Town agrees to allow some felons to volunteer with youth
By Kristen Swing
Policy changes included more thorough background checks for those volunteering with such programs, screenings the town has agreed to fund in an effort to make sure they are being conducted correctly.
Individuals who have been found guilty of any sex offense or felony violent offense are not allowed to be a part of a program. Also not allowed, according to the policy, are individuals who have been found guilty of a felony, nonviolent offense within the last 10 years.
Now, however, leaders have agreed to be a little more flexible for people who fall into the latter category, but have been volunteering with a program for at least one season.
“The policy is fairly restrictive,” said Bob Browning, town administrator. “There are some circumstances where somebody has already been volunteering and their felony is nonviolence related and non-sexual related. Now we’re saying they can’t because we have this new policy.”
With the BMA’s unanimous vote April 8, the policy has changed so such an individual may be allowed to continue participating in a youth program within the town.Leaders agreed to allow the granting of a waiver if the circumstances of the crime give no real concern to the safety of the youth participants, the individual has been involved in the program for at least one season without any problems and the youth association recommends his or her continued involvement.
“We’re talking about crimes that are more likely to be something of a money issue,” Browning said. “It could be something — a default on a contract or something. It can fall from a civil to a criminal situation.”

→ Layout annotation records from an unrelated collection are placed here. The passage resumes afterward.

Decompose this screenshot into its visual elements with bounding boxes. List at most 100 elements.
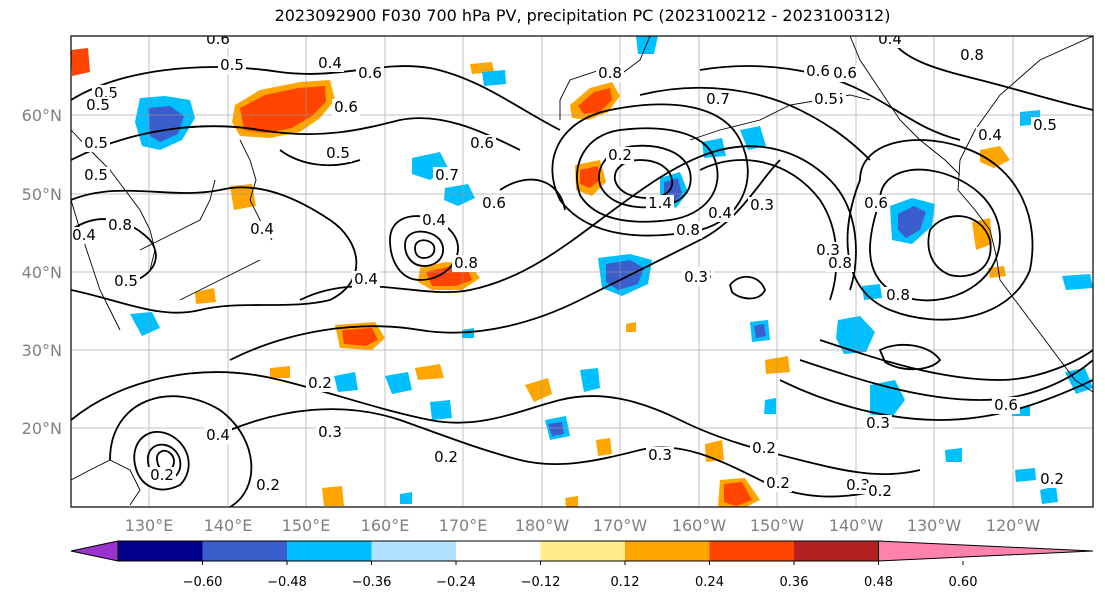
contour-label-bg — [804, 63, 832, 80]
contour-label-bg — [112, 273, 140, 290]
contour-label-bg — [106, 217, 134, 234]
lat-label: 50°N — [22, 185, 62, 204]
contour-label: 0.6 — [470, 134, 494, 152]
contour-label: 0.3 — [866, 414, 890, 432]
contour-label: 0.2 — [308, 374, 332, 392]
contour-label: 0.8 — [598, 64, 622, 82]
contour-label-bg — [884, 287, 912, 304]
contour-label: 0.6 — [833, 64, 857, 82]
contour-label-bg — [148, 467, 176, 484]
contour-label-bg — [306, 375, 334, 392]
contour-label-bg — [480, 195, 508, 212]
lon-label: 180°W — [515, 516, 570, 535]
contour-label-bg — [1031, 117, 1059, 134]
colorbar-extend-low — [70, 540, 119, 562]
contour-label: 0.3 — [846, 476, 870, 494]
contour-label-bg — [958, 47, 986, 64]
contour-label: 0.2 — [608, 146, 632, 164]
contour-label: 0.8 — [960, 46, 984, 64]
latitude-labels: 60°N 50°N 40°N 30°N 20°N — [22, 106, 62, 438]
contour-label-bg — [84, 97, 112, 114]
contour-label: 0.6 — [806, 62, 830, 80]
contour-label-bg — [976, 127, 1004, 144]
contour-label-bg — [706, 205, 734, 222]
contour-label: 0.7 — [435, 166, 459, 184]
map-title: 2023092900 F030 700 hPa PV, precipitatio… — [274, 6, 891, 25]
contour-label-bg — [748, 197, 776, 214]
colorbar-tick-label: −0.12 — [521, 575, 561, 590]
contour-label: 0.3 — [750, 196, 774, 214]
contour-label: 0.2 — [256, 476, 280, 494]
contour-label-bg — [831, 65, 859, 82]
lon-label: 140°E — [204, 516, 253, 535]
colorbar-extend-high — [878, 540, 1094, 562]
contour-label: 0.5 — [114, 272, 138, 290]
contour-label: 0.5 — [84, 166, 108, 184]
contour-label: 0.2 — [868, 482, 892, 500]
contour-label: 0.5 — [86, 96, 110, 114]
contour-label-bg — [352, 271, 380, 288]
contour-label-bg — [864, 415, 892, 432]
contour-label-bg — [204, 427, 232, 444]
contour-label-bg — [750, 440, 778, 457]
colorbar-tick-label: −0.36 — [352, 575, 392, 590]
contour-label-bg — [324, 145, 352, 162]
colorbar-frame — [117, 540, 879, 562]
contour-label: 0.5 — [220, 56, 244, 74]
contour-label: 0.2 — [1040, 470, 1064, 488]
lon-label: 130°E — [125, 516, 174, 535]
lon-label: 160°W — [672, 516, 727, 535]
contour-label-bg — [674, 222, 702, 239]
lon-label: 160°E — [361, 516, 410, 535]
colorbar-segment — [540, 541, 625, 561]
contour-label: 0.4 — [422, 211, 446, 229]
contour-label-bg — [218, 57, 246, 74]
contour-label-bg — [432, 449, 460, 466]
contour-label: 0.4 — [354, 270, 378, 288]
contour-label: 0.2 — [766, 474, 790, 492]
colorbar-segment — [794, 541, 879, 561]
contour-label-bg — [826, 255, 854, 272]
contour-label: 0.8 — [454, 254, 478, 272]
contour-label-bg — [814, 242, 842, 259]
colorbar-segment — [202, 541, 287, 561]
contour-label-bg — [71, 227, 98, 244]
contour-label-bg — [433, 167, 461, 184]
colorbar-segment — [625, 541, 710, 561]
contour-label: 0.2 — [752, 439, 776, 457]
contour-label: 0.2 — [150, 466, 174, 484]
contour-label-bg — [992, 397, 1020, 414]
pv-contours — [71, 36, 1093, 507]
colorbar-tick-label: 0.36 — [780, 575, 809, 590]
longitude-labels: 130°E 140°E 150°E 160°E 170°E 180°W 170°W 160°W… — [125, 516, 1041, 535]
lon-label: 170°E — [439, 516, 488, 535]
contour-label-bg — [248, 221, 276, 238]
contour-label-bg — [420, 212, 448, 229]
contour-label-bg — [682, 269, 710, 286]
colorbar-tick-label: 0.48 — [864, 575, 893, 590]
contour-label: 0.4 — [206, 426, 230, 444]
contour-label: 0.2 — [434, 448, 458, 466]
contour-label: 0.5 — [326, 144, 350, 162]
colorbar-segment — [287, 541, 372, 561]
contour-label-bg — [82, 135, 110, 152]
contour-label: 0.8 — [828, 254, 852, 272]
contour-label-bg — [876, 36, 904, 48]
lon-label: 150°W — [750, 516, 805, 535]
contour-label: 0.4 — [250, 220, 274, 238]
contour-label: 0.4 — [318, 54, 342, 72]
lat-label: 40°N — [22, 263, 62, 282]
contour-label: 0.6 — [482, 194, 506, 212]
contour-label-bg — [606, 147, 634, 164]
contour-label-bg — [646, 447, 674, 464]
contour-label-bg — [356, 65, 384, 82]
contour-label: 0.6 — [864, 194, 888, 212]
lat-label: 30°N — [22, 341, 62, 360]
contour-label: 0.8 — [676, 221, 700, 239]
contour-label: 0.8 — [886, 286, 910, 304]
lon-label: 130°W — [907, 516, 962, 535]
contour-label: 0.3 — [684, 268, 708, 286]
colorbar-tick-labels: −0.60 −0.48 −0.36 −0.24 −0.12 0.12 0.24 0.36 0.4… — [183, 561, 977, 590]
contour-labels: 0.60.50.50.40.60.60.50.70.50.60.40.80.60… — [71, 36, 1066, 500]
contour-label: 0.5 — [84, 134, 108, 152]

The waiver option was brought to the BMA when it was discovered that a Little League volunteer appeared to fall into this particular category.
“There has only been one circumstance in which it has come forward as a possibility this person may fit,” Browning said. “It triggered the discussion, but there ended up not being a need for it.”
According to Browning, further investigation into the individual’s background led to the determination that there was no policy violation in the first place.
“There are zero people at present that this applies to,” he said.
That number could change, however, because background checks are still being conducted.
“We are still getting some of those background reports back in,” Browning said.
Ideally, such checks would have been completed prior to the start of the Little League season, Browning said. But the inaugural year with the new policy has caused a few hiccups along the way.
“Little League has been very cooperative but we are still transitioning to this new program,” Browning said. “(Volunteer forms) are coming in piecemeal so (the background checks) are being run piecemeal.”
By the time soccer season rolls around, Browning said the town will be more “proactive on the front end” to ensure required forms are turned in by all volunteers prior to the start of the season.
The town’s policy, which follows closely the Tennessee Parks and Recreation guidelines, also prohibits from volunteering any individuals who have had a misdemeanor related to violence within the last seven years, one related to drugs and alcohol within the last 18 months or any misdemeanor within the last five years that would be considered a potential danger to children or is related to volunteer duties.